The "hot spot" or "trigger point" as you point out is merely an indicator that something is wrong. It is a symptom in most cases if not all (scar tissue and localized trauma the exceptions) and is not the problem. This is why you have to keep "treating" it repeatedly.

Tim and Frankie--Yes, I have considered the SR as the cause of the issue and for the last 45 days or so I have been acutely aware for the need of a vacation. And Frankie, you're right, I need to start playing with more eye stuff--perhaps massage, etc.

3:49 PM  
Blogger Mark Reifkind said...


what I have found is that i have to work on the trigger points well and less all the time,although the build up of muscle tension from high volume and or intensity work still responds well to massage and other therpeutic modalities.
what about athletes or trainees that use massage,etc to decrease recovery time( tour de france cyclists get massages daily).
would you say that these methods would not be needed with enough z work?

4:27 PM  
Blogger Mike T Nelson said...

In my biased experience, GOOD Z Health done with precision can greatly cut back on massage and SMR work dramatically. Of course there is still a place for those modalities, but I think with some good joint mobility work they can be used much less. It also depends on the reason for their use---pushing recovery processes or actual structural work.
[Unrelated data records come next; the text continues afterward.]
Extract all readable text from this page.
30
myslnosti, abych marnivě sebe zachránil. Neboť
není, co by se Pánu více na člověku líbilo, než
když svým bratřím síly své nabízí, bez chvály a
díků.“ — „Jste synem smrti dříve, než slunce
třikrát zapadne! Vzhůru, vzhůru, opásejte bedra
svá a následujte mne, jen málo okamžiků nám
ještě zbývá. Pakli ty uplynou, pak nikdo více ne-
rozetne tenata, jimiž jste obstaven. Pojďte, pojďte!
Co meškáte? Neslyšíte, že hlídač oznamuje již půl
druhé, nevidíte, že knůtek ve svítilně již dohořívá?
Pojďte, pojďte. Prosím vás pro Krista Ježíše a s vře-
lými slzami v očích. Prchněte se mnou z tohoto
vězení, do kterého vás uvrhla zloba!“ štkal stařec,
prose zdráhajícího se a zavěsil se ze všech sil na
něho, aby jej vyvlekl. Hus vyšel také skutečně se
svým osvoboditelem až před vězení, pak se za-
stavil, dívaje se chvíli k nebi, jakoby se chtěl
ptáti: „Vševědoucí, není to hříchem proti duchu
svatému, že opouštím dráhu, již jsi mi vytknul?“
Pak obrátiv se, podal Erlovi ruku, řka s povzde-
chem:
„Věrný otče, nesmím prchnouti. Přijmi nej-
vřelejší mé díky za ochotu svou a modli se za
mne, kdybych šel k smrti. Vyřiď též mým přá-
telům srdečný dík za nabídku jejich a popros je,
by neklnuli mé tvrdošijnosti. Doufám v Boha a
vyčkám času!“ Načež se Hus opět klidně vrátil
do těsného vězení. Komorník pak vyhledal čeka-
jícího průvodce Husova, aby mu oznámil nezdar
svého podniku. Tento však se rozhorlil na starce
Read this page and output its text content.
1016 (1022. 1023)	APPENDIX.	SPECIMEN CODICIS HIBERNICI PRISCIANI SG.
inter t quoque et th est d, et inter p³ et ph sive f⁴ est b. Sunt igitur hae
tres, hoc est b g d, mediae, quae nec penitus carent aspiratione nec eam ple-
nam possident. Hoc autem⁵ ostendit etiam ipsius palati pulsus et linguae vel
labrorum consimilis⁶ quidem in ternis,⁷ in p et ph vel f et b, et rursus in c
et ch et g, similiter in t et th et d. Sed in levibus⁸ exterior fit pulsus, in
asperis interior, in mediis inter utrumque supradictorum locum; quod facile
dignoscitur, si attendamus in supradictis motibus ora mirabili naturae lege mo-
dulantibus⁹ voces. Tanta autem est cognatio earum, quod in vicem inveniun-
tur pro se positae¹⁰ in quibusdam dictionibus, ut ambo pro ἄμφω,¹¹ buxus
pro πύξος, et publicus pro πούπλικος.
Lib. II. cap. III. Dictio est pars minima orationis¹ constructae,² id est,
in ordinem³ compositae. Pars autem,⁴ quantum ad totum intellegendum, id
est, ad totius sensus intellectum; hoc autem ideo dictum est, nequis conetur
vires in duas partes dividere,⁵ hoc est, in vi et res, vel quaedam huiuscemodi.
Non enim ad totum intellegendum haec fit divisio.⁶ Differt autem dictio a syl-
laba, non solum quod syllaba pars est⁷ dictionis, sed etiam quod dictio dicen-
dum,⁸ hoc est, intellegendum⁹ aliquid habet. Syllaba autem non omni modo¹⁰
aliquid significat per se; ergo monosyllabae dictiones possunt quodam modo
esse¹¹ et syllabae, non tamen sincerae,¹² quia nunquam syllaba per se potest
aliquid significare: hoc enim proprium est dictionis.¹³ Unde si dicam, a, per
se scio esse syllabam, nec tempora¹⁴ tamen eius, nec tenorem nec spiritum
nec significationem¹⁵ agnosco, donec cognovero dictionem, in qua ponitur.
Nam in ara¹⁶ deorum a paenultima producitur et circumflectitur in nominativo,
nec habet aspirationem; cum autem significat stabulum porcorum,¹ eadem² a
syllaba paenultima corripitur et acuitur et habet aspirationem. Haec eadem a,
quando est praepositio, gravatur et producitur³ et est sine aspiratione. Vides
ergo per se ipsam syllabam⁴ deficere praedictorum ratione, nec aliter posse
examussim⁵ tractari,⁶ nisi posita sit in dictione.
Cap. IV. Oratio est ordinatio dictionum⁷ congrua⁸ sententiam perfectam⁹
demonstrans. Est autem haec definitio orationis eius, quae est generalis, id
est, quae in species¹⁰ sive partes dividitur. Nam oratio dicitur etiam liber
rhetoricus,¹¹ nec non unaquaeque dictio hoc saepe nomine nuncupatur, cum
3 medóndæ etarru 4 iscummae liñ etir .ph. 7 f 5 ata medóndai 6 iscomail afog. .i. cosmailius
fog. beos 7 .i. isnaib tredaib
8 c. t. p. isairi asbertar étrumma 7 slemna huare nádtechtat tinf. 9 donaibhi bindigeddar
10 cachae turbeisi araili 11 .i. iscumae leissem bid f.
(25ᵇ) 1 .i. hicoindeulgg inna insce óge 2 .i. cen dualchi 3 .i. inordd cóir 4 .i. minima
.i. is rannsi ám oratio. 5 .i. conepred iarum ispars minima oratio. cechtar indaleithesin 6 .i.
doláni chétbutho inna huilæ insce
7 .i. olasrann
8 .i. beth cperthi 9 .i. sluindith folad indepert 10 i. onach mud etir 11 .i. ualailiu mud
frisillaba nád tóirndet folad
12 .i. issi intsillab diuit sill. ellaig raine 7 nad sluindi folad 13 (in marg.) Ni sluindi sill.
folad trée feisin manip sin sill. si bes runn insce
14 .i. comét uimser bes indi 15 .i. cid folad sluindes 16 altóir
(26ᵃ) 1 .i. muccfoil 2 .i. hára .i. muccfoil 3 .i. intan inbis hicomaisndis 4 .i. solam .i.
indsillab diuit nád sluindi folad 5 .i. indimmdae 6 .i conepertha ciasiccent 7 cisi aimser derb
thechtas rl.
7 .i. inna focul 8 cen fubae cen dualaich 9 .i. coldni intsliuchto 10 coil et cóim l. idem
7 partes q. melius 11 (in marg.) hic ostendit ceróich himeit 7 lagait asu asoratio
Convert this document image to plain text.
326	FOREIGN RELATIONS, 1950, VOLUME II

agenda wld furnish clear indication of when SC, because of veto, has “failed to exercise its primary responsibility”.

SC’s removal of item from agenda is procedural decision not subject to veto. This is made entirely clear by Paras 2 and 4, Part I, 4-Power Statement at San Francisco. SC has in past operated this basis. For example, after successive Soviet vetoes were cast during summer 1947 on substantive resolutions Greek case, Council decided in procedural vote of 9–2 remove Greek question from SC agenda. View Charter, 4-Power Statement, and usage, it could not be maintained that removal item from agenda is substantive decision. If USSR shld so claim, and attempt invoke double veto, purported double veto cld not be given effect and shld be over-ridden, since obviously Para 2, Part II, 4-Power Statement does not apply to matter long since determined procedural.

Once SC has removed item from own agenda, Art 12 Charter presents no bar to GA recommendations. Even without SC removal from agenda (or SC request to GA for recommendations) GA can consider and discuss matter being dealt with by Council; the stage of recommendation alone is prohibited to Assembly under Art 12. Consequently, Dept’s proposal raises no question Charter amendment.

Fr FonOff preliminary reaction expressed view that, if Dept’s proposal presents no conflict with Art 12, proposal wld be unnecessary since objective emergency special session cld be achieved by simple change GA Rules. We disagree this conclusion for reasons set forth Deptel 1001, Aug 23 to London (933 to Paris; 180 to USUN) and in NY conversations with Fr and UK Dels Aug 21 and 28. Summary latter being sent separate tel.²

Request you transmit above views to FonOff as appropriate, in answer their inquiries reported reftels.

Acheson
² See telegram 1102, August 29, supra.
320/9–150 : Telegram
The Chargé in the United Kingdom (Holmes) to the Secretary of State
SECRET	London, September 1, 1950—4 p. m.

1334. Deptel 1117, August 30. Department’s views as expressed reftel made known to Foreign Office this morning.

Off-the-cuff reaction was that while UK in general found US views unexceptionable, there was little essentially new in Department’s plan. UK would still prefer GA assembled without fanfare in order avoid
There also seems to be conflicting beliefs on massage for recovery. I think there is a place for it, but some reasons cited are vague--lactic acid clearance (not much of an issue since it does not hang around long at all), toxins, etc.

Thoughts from others?
Mike N

10:56 PM  
Blogger Hooker said...

I've been trying to work up to a respectable pistol and today after trying every now and again for a few weeks I made it up and down each leg once without falling.

Weird thing that keeps happening though is, my left quad just above my knee feels like someone hit it with a bat after trying pistols. Any insight?